Thursday, February 1, 2024

What I Did Today (in 2019): February 1st


2/1/2019: Woke up about 4:30 AM and checked e-mail for any late word from John and found messages from Mr. Jerome that the publication announcement [for A Grave on Deacon's Peak] had gone forth, at least on Facebook. Shared with friends, then laid down to try to sleep, but couldn’t. So, up, said Rosary, took shower and dressed. I am oddly even; not too excited but neither very calm. Am I afraid to be happy? All experience seems to mitigate against it, at least until I have a physical copy of the book (or a modest wad of cash) in hand. Try to finish (Korm and the) L(ost) L(ibrary) today. Wondering what the response from my Facebook connections will be.

Tom Villareal and Alan Peschke were the first to respond. Tom said this:  Keep me posted! I know you have to keep the first copies for the family but I want to BUY the first copy that's for sale.

Me: I'll certainly let you know what's going on. I've been working on the book for 2 years now (closer to twenty since I had the dream) but didn't like to say much about it.   Many a slip between the cup and the lip, you know. Now that the cat's out of the bag I have to own up. Whether it succeeds or flops, it's done now!

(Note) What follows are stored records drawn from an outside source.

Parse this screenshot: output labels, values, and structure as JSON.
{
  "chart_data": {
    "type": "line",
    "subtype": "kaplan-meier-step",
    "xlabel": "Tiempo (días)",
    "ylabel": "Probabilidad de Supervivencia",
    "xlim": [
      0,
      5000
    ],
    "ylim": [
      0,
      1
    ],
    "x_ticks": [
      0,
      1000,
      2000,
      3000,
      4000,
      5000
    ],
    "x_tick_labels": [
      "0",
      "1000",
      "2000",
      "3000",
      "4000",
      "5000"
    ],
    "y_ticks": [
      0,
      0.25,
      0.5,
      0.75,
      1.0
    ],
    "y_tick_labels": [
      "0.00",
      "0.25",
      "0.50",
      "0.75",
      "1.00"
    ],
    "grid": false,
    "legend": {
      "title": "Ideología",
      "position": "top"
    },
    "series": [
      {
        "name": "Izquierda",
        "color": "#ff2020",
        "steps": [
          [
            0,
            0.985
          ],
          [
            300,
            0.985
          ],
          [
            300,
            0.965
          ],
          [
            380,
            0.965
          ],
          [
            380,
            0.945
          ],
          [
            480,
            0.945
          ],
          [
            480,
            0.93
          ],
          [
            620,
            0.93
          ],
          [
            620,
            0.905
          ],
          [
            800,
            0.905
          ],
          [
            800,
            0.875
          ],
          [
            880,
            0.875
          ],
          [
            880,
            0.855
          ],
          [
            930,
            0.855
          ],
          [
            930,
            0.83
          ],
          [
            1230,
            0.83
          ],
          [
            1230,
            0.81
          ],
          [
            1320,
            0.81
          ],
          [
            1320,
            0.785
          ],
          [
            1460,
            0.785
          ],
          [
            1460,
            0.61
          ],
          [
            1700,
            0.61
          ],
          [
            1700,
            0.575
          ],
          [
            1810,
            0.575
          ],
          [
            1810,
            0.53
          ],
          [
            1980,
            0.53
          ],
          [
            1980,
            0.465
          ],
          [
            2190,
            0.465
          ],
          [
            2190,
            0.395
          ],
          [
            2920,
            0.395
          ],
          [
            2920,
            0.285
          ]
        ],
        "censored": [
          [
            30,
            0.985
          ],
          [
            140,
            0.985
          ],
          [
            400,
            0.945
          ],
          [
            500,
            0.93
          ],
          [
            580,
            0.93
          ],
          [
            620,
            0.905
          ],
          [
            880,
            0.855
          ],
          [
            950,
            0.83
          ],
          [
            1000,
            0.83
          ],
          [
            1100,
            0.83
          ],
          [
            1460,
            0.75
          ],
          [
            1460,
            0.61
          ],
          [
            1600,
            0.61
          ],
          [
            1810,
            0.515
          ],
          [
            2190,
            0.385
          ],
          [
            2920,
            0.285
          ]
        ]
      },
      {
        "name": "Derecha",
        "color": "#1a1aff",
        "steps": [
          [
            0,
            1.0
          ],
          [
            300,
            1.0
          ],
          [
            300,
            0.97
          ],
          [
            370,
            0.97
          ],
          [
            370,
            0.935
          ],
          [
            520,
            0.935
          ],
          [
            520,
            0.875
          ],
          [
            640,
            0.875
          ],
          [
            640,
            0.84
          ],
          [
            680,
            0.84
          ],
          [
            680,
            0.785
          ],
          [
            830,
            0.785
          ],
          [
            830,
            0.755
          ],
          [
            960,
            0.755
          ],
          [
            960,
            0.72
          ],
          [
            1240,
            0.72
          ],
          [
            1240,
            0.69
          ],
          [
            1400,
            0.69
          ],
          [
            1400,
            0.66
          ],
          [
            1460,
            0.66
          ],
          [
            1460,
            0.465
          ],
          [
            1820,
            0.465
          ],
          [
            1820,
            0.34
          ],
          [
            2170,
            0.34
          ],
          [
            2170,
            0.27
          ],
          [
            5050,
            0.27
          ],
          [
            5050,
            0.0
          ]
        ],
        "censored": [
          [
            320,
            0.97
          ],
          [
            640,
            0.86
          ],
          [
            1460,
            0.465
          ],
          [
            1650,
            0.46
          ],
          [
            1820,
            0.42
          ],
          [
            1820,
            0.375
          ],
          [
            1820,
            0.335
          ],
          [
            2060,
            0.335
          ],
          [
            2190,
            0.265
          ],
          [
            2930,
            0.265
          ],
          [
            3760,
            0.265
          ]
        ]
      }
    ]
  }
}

He:  If it's printed, it's a success. You are the 3rd author I now know personally. All from Seguin. I'm extremely happy for you and can't wait. I'm going to have to start a book section for you Seguin authors!

About 7:45 AM I figured this was such a fortunate day I should go out and spend my last $2 (cash) on a Powerball. While I had thought that my reactions to going public with the book were very muted, my body seemed to think otherwise. I found I wasn’t slumping along but walking upright. My eyes, while darting to the ground now and then to check my footing and look for pennies, were looking straight ahead instead of my head being bowed. I was holding myself up as if I were worth something! All my interactions, from the guy holding the door open at D(ollar) G(eneral) in case I wanted to go in, to the lady at Lone Star, to the car pausing to let me go ahead at a stop sign, were cheerful, confident, and benevolent. I had value! A place in the community! And people seemed to sense it (at least in my brightened attitude they did). I looked at everything as I passed. I was a Seguin author. My presence elevated (just a smidge) the city of my birth. Nothing was different, really, from the day before. I had no more money. There were no physical volumes printed yet. I’d have ramen for breakfast and clean up cat poop, drink weak tea and work on my present short story. But everything was different to me because I felt different.

Now my left eye is zinging. Yeesh. It would be just about Babellian to have a stroke right now.

Reminded all day of the anecdote by D. H. Lawrence: “The very first copy of The White Peacock that was ever sent out, I put into my mother’s hands, when she was dying. She looked at the outside, and then at the title-page, and then at me, with darkening eyes. And though she loved me so much, I think she doubted whether it could be much of a book, since no one more important than I had written it. Somewhere, in the helpless privacies of her being, she had wistful respect for me. But for me in the face of the world, not much… Anyway, she was beyond reading my first immortal work. It was put aside, and I never wanted to see it again. She never saw it again.

After the funeral, my father struggled through half a page, and it might as well have been [in] Hottentot.

‘And what dun they gie thee for that, lad?’

‘Fifty pounds, father.’

‘Fifty pounds!’ He was dumbfounded, and looked at me with shrewd eyes, as if I were a swindler. ‘Fifty pounds! An’ tha’s niver done a day’s hard work in thy life.’

Andy came out at lunch and told me I could have the leftover [stuffed] bell pepper and not to make supper: they’re eating out with Amy. Knew I should be doing more writing, but couldn’t, but had managed a respectable swathe. 12 Rules [for Life: An Antidote to Chaos, by Jordan Peterson] and Boston Legal. Laid down for a nap and got up at 4:10 PM to the sound of Kam arriving. Got up, grassed and fed dogs. Weather overcast but partly sunny in the afternoon, and at least no more rain. Wrote John e-mail. Reading more 12 Rules all evening. No one - not even Kam – came out to see me.


Thought about how in 6 months – if I survive – I will be as old as Mom ever got to be. Imagine. At my age she had five kids, grandkids, and had been suffering through progressive arthritis since at least from when Susan was born (remembered image of Susan as a very little girl – maybe almost two – singing “Hova God” at the Kingdom Hall). 

Notes

I was rather (cautiously) full of myself for not only having completed a book but also getting it published by the first company that I submitted it to, not completely realizing what a rather mediocre accomplishment that had come to be in the world of modern publishing. Korm and the Lost Library was another story of the Morgs that I was working on at the time, and a tale I am still proud of today. It was the day after Amy's birthday, which explained the family's eating out. I was reading a borrowed copy of Jordan Peterson's 12 Rules for Life; this was the early days of his celebrity, but he was already causing controversy for his support of 'the gods of the copybook headings' (see Rudyard Kipling), as it were.